LAMPUNG, SEPUTARBANK - Lembaga Penjamin Simpanan (LPS) merealisasikan langkah kongkrit dalam memperluas pemahaman publik mengenai sektor keuangan dan sistem perlindungan dana nasabah.
Langkah itu dilakukan dengan resmi menyelenggarakan Lampung Financial Festival 2026, sebagai bagian dari upaya meningkatkan literasi masyarakat tentang keuangan dan penjaminan simpanan.
Penunjukan Lampung sebagai tuan rumah, bukan keputusan yang mendadak.
Namun, seperti diungkapkan Ketua Dewan Komisioner LPS, Anggito Abimanyu, dalam press conference Lampung Financial Festival 2026 di Novotel Bandar Lampung, Jumat (4/9/2026), yang menegaskan bahwa ketetapan ini telah dirancang berbasis pemetaan data internal. Hal ini mengingat tingkat pemahaman masyarakat Lampung terkait proteksi tabungan masih berada di bawah angka rata-rata nasional.
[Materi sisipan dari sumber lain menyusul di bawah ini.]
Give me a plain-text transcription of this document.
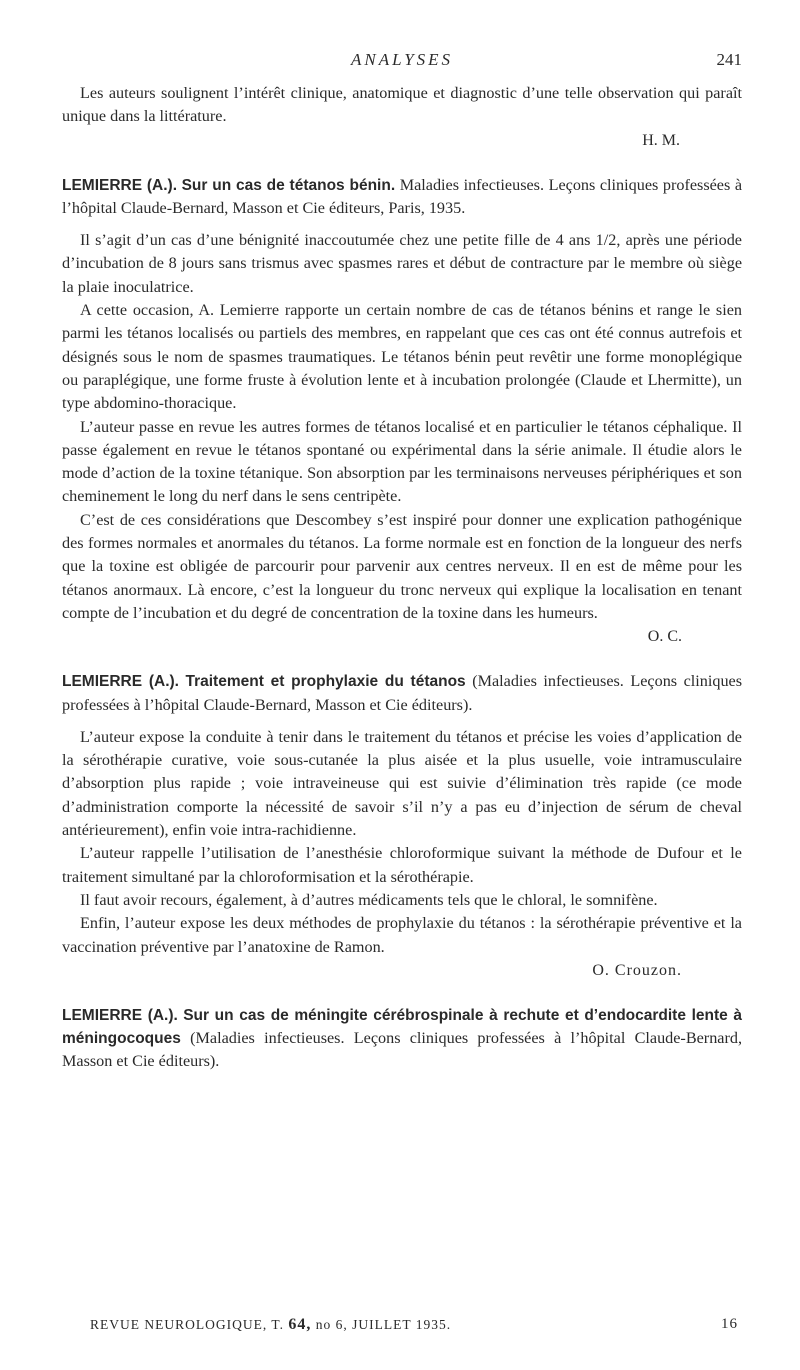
ANALYSES	241

Les auteurs soulignent l’intérêt clinique, anatomique et diagnostic d’une telle observation qui paraît unique dans la littérature.

H. M.

LEMIERRE (A.). Sur un cas de tétanos bénin. Maladies infectieuses. Leçons cliniques professées à l’hôpital Claude-Bernard, Masson et Cie éditeurs, Paris, 1935.

Il s’agit d’un cas d’une bénignité inaccoutumée chez une petite fille de 4 ans 1/2, après une période d’incubation de 8 jours sans trismus avec spasmes rares et début de contracture par le membre où siège la plaie inoculatrice.

A cette occasion, A. Lemierre rapporte un certain nombre de cas de tétanos bénins et range le sien parmi les tétanos localisés ou partiels des membres, en rappelant que ces cas ont été connus autrefois et désignés sous le nom de spasmes traumatiques. Le tétanos bénin peut revêtir une forme monoplégique ou paraplégique, une forme fruste à évolution lente et à incubation prolongée (Claude et Lhermitte), un type abdomino-thoracique.

L’auteur passe en revue les autres formes de tétanos localisé et en particulier le tétanos céphalique. Il passe également en revue le tétanos spontané ou expérimental dans la série animale. Il étudie alors le mode d’action de la toxine tétanique. Son absorption par les terminaisons nerveuses périphériques et son cheminement le long du nerf dans le sens centripète.

C’est de ces considérations que Descombey s’est inspiré pour donner une explication pathogénique des formes normales et anormales du tétanos. La forme normale est en fonction de la longueur des nerfs que la toxine est obligée de parcourir pour parvenir aux centres nerveux. Il en est de même pour les tétanos anormaux. Là encore, c’est la longueur du tronc nerveux qui explique la localisation en tenant compte de l’incubation et du degré de concentration de la toxine dans les humeurs.

O. C.

LEMIERRE (A.). Traitement et prophylaxie du tétanos (Maladies infectieuses. Leçons cliniques professées à l’hôpital Claude-Bernard, Masson et Cie éditeurs).

L’auteur expose la conduite à tenir dans le traitement du tétanos et précise les voies d’application de la sérothérapie curative, voie sous-cutanée la plus aisée et la plus usuelle, voie intramusculaire d’absorption plus rapide ; voie intraveineuse qui est suivie d’élimination très rapide (ce mode d’administration comporte la nécessité de savoir s’il n’y a pas eu d’injection de sérum de cheval antérieurement), enfin voie intra-rachidienne.

L’auteur rappelle l’utilisation de l’anesthésie chloroformique suivant la méthode de Dufour et le traitement simultané par la chloroformisation et la sérothérapie.

Il faut avoir recours, également, à d’autres médicaments tels que le chloral, le somnifène.

Enfin, l’auteur expose les deux méthodes de prophylaxie du tétanos : la sérothérapie préventive et la vaccination préventive par l’anatoxine de Ramon.

O. Crouzon.

LEMIERRE (A.). Sur un cas de méningite cérébrospinale à rechute et d’endocardite lente à méningocoques (Maladies infectieuses. Leçons cliniques professées à l’hôpital Claude-Bernard, Masson et Cie éditeurs).

REVUE NEUROLOGIQUE, T. 64, no 6, JUILLET 1935.	16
"Ini bukan tiba-tiba. Ini adalah program tahunan. Kami mengadakan semacam financial festival setahun dua kali," papar Anggito
Kesenjangan Data Literasi dan Kebutuhan Intervensi
Anggito memaparkan bahwa secara nasional, riset mencatat sekitar 62,5% warga sudah mengetahui bahwa simpanan mereka di perbankan terlindungi. Angka tersebut menandakan setidaknya enam dari sepuluh penduduk memahami adanya mekanisme proteksi dana.
Sayangnya, pemahaman masyarakat Lampung baru menyentuh angka 58,5%, yang berarti berada di bawah standar rata-rata nasional.
"Nasionalnya itu pengetahuan literasi tentang penjaminan simpanan total 62,5%. Jadi enam dari 10 orang itu memahami bahwa uang yang disimpan itu dijamin. Lampung itu 58,5%, jadi Lampung itu di bawah rata-rata nasional," ungkap Anggito.
Kondisi tersebut menempatkan Lampung dalam zona wilayah yang memerlukan pendekatan khusus guna mendongkrak tingkat pemahaman keuangannya.
Di samping itu, Anggito juga menyoroti adanya gap atau jurang pemahaman antara pengetahuan tentang adanya jaminan simpanan dan lembaga yang mengeksekusinya.